Conto Erótico: “Puxei” ferro no vestiário da academia

Hoje em dia, academia é muito mais do que um ambiente para treinar. Quer saber como eu suei sem usar aparelho algum?

Tudo aconteceu em uma das muitas unidades de uma rede de academia que estava ficando cada vez mais conhecida pelos seus preços populares. Ela também estava sendo conhecida por outro motivo: uma de suas unidades, com uma frequência renomada de usuários gays, era famosa por sessões fortes de pegação no período da noite.

Eu ouvi falar bastante sobre isso, mas tudo parecia lenda urbana. As pessoas só conheciam amigos de amigos que já tinham feito algum tipo de putaria no vestiário da academia. Nunca eram as pessoas que contavam as histórias. Mais detalhes sobre esses encontros surgiam a cada novo relato: você precisava deixar a porta do box semiaberta, apenas com uma toalha sinalizando que o cara poderia entrar com você; pessoas que ficavam sem toalha para ir ao chuveiro eram ativos; quem ia de cueca era passivo; duas voltas no mictório significava que você estava procurando um boquete.

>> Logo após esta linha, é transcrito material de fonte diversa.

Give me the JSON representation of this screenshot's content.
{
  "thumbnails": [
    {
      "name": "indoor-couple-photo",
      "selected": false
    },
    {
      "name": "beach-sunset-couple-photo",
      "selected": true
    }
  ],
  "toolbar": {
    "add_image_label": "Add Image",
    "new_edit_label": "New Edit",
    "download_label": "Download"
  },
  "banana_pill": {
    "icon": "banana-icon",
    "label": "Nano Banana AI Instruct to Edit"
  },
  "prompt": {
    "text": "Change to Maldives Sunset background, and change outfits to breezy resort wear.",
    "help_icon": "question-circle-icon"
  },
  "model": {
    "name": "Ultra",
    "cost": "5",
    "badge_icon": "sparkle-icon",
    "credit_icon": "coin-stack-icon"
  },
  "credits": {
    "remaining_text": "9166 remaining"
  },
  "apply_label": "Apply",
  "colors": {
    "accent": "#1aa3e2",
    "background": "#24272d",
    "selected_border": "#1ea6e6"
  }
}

Eram tantas regras que deveriam escrever todo um manual de etiqueta. Mas ignorei toda a burocracia quando finalmente fui um dos protagonistas. Foi em uma sexta, dia em que quase todos os homens gays malham mais cedo para poder se preparar para sair de balada. Então a movimentação já estava fraca, poucas pessoas para revezar os equipamentos. Não estava reparando muito no que acontecia a minha volta, entretido que estava com um novo setlist no meu iPod.

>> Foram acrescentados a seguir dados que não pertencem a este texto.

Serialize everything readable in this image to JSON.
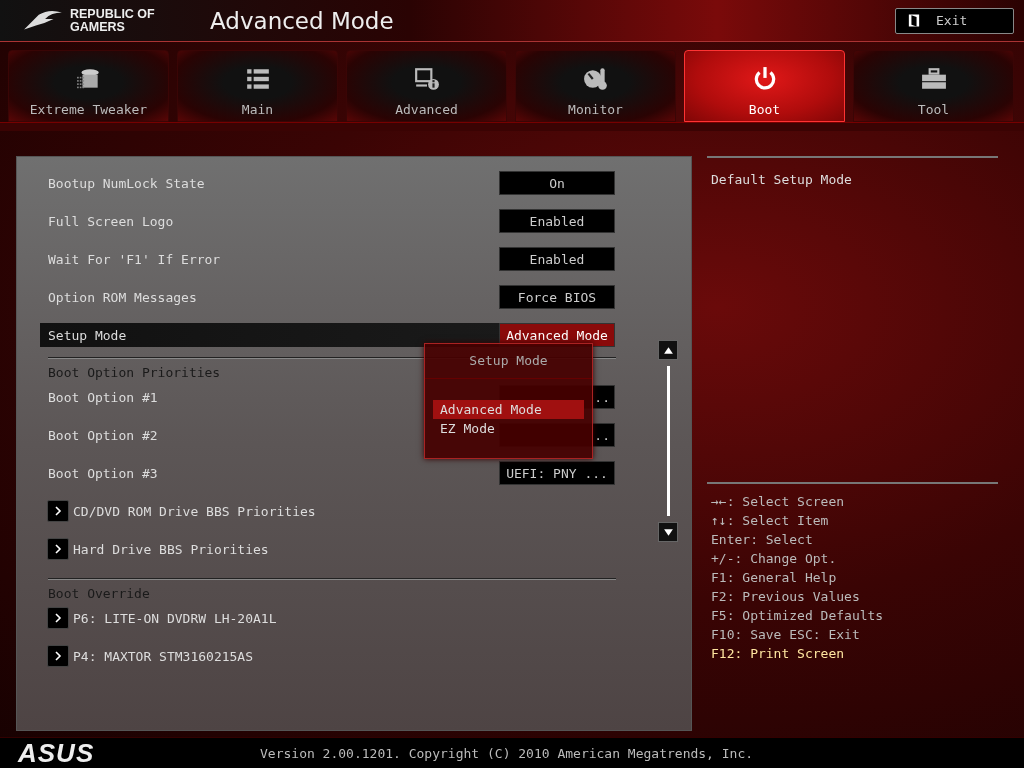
{
  "header": {
    "logo_text": [
      "REPUBLIC OF",
      "GAMERS"
    ],
    "title": "Advanced Mode",
    "exit_button": "Exit"
  },
  "tabs": [
    {
      "label": "Extreme Tweaker",
      "kind": "tweaker",
      "selected": false
    },
    {
      "label": "Main",
      "kind": "main",
      "selected": false
    },
    {
      "label": "Advanced",
      "kind": "advanced",
      "selected": false
    },
    {
      "label": "Monitor",
      "kind": "monitor",
      "selected": false
    },
    {
      "label": "Boot",
      "kind": "boot",
      "selected": true
    },
    {
      "label": "Tool",
      "kind": "tool",
      "selected": false
    }
  ],
  "sections": [
    {
      "items": [
        {
          "kind": "setting",
          "label": "Bootup NumLock State",
          "value": "On",
          "selected": false
        },
        {
          "kind": "setting",
          "label": "Full Screen Logo",
          "value": "Enabled",
          "selected": false
        },
        {
          "kind": "setting",
          "label": "Wait For 'F1' If Error",
          "value": "Enabled",
          "selected": false
        },
        {
          "kind": "setting",
          "label": "Option ROM Messages",
          "value": "Force BIOS",
          "selected": false
        },
        {
          "kind": "setting",
          "label": "Setup Mode",
          "value": "Advanced Mode",
          "selected": true
        }
      ]
    },
    {
      "heading": "Boot Option Priorities",
      "items": [
        {
          "kind": "setting",
          "label": "Boot Option #1",
          "value": "..",
          "selected": false,
          "covered": true
        },
        {
          "kind": "setting",
          "label": "Boot Option #2",
          "value": "..",
          "selected": false,
          "covered": true
        },
        {
          "kind": "setting",
          "label": "Boot Option #3",
          "value": "UEFI: PNY ...",
          "selected": false
        },
        {
          "kind": "submenu",
          "label": "CD/DVD ROM Drive BBS Priorities"
        },
        {
          "kind": "submenu",
          "label": "Hard Drive BBS Priorities"
        }
      ]
    },
    {
      "heading": "Boot Override",
      "items": [
        {
          "kind": "submenu",
          "label": "P6: LITE-ON DVDRW LH-20A1L"
        },
        {
          "kind": "submenu",
          "label": "P4: MAXTOR STM3160215AS"
        }
      ]
    }
  ],
  "popup": {
    "title": "Setup Mode",
    "options": [
      {
        "label": "Advanced Mode",
        "selected": true
      },
      {
        "label": "EZ Mode",
        "selected": false
      }
    ]
  },
  "help": {
    "description": "Default Setup Mode",
    "keys": [
      {
        "text": "→←: Select Screen",
        "highlight": false
      },
      {
        "text": "↑↓: Select Item",
        "highlight": false
      },
      {
        "text": "Enter: Select",
        "highlight": false
      },
      {
        "text": "+/-: Change Opt.",
        "highlight": false
      },
      {
        "text": "F1: General Help",
        "highlight": false
      },
      {
        "text": "F2: Previous Values",
        "highlight": false
      },
      {
        "text": "F5: Optimized Defaults",
        "highlight": false
      },
      {
        "text": "F10: Save  ESC: Exit",
        "highlight": false
      },
      {
        "text": "F12: Print Screen",
        "highlight": true
      }
    ]
  },
  "footer": {
    "brand": "ASUS",
    "version": "Version 2.00.1201. Copyright (C) 2010 American Megatrends, Inc."
  }
}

Fui ao banheiro para tirar aquela água do joelho de pré-treino, e, enquanto murmurava as letras de uma das músicas, senti que alguém tinha acabado de chegar no mictório ao lado. Tentei ficar na minha e não demonstrar que tinha notado a presença dele, mas ele fez exatamente o contrário. Começou com uma tosse audivelmente falsa, daquela que você faz para sinalizar alguma coisa. Eu virei meu rosto e encarei a cara séria de um cara negro, aquele queixo angular, cabeça raspada. Ele apenas me encarou por alguns segundos e depois abaixou a cabeça para observar o pau dele, duro e grande. Grande não. Enorme.

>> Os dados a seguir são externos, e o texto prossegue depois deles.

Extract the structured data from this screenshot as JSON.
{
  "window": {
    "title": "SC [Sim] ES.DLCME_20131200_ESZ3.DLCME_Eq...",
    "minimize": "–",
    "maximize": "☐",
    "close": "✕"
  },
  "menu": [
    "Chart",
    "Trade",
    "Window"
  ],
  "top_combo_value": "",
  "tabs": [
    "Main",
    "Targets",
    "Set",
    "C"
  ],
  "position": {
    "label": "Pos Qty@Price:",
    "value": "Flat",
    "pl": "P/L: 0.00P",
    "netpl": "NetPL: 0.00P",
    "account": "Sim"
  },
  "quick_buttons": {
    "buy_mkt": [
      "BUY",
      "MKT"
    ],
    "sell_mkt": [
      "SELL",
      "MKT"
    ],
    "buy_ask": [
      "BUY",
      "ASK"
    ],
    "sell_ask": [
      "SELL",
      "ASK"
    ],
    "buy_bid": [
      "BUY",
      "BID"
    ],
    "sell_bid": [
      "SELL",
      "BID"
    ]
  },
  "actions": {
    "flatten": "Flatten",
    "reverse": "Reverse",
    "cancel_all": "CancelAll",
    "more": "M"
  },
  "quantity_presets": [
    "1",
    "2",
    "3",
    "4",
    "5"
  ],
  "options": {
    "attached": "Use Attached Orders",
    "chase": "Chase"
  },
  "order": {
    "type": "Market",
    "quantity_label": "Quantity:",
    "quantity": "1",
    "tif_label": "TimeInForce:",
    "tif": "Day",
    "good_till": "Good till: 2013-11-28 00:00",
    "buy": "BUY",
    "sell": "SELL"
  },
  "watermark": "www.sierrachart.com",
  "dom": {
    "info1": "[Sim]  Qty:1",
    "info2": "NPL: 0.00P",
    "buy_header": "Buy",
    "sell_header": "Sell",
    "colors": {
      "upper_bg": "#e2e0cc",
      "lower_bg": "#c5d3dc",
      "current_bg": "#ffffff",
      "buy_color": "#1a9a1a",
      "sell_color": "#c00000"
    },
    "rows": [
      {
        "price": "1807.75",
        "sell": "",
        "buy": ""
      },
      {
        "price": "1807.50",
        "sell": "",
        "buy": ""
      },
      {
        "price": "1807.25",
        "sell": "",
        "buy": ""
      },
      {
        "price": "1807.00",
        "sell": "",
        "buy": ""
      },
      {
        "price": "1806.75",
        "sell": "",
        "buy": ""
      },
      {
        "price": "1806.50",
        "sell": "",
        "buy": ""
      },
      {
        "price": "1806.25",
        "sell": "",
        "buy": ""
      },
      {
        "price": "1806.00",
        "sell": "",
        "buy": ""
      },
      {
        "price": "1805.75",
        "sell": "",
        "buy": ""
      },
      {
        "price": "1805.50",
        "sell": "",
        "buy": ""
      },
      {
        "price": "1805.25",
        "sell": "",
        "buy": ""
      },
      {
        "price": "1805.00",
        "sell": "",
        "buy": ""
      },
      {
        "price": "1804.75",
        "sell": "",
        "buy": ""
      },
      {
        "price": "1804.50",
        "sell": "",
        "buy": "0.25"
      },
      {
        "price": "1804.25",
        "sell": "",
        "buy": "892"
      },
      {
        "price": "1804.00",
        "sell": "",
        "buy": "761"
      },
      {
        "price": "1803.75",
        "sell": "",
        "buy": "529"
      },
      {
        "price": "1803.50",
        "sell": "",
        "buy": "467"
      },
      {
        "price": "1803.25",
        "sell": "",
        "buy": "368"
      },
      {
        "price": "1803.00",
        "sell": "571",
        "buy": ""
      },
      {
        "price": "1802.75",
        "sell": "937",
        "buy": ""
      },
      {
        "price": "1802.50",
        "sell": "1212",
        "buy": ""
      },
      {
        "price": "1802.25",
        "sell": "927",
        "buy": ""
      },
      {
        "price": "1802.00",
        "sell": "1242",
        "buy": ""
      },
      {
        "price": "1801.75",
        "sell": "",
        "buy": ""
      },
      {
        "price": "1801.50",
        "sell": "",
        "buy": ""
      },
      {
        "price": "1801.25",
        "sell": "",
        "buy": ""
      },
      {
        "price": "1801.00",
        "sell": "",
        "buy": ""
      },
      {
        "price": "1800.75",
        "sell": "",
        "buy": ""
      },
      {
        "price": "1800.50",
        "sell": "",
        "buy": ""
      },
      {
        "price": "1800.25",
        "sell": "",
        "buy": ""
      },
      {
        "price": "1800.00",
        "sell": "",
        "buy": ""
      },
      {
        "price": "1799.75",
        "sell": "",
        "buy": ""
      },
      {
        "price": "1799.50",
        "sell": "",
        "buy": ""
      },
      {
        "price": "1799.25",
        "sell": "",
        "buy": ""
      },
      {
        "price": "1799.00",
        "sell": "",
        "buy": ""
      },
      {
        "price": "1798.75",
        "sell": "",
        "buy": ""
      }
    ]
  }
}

Não tive como me controlar e comecei também a ficar excitado, o xixi sendo coisa do passado e minha vontade de botar aquela rola na boca aumentando cada vez mais. Parece que não sou eu mesmo quando estou com tesão, viro uma máquina e faço de tudo para gozar. Coloquei meu pau para dentro e fui para área de chuveiros. No caminho, vi que apenas um cara estava se trocando. Sinal verde! Fui até uma das cabines mais afastadas, deixei a porta semiaberta e o cara me seguiu. Não pensei duas vezes e abaixei minha bermuda. Ele começou beijando meu pescoço, mas minhas mãos o forçaram a descer direto para meu pau duro. Ele não resistiu. Enquanto ele me chupava, eu passava minha mão pela sua cabeça raspada e suada, meus dedos desciam e tentavam alcançar os mamilos rijos que escapavam de dentro de regata dele. Ele me virou e começou a lamber minha bunda e depois a comer meu cu ferozmente com sua língua.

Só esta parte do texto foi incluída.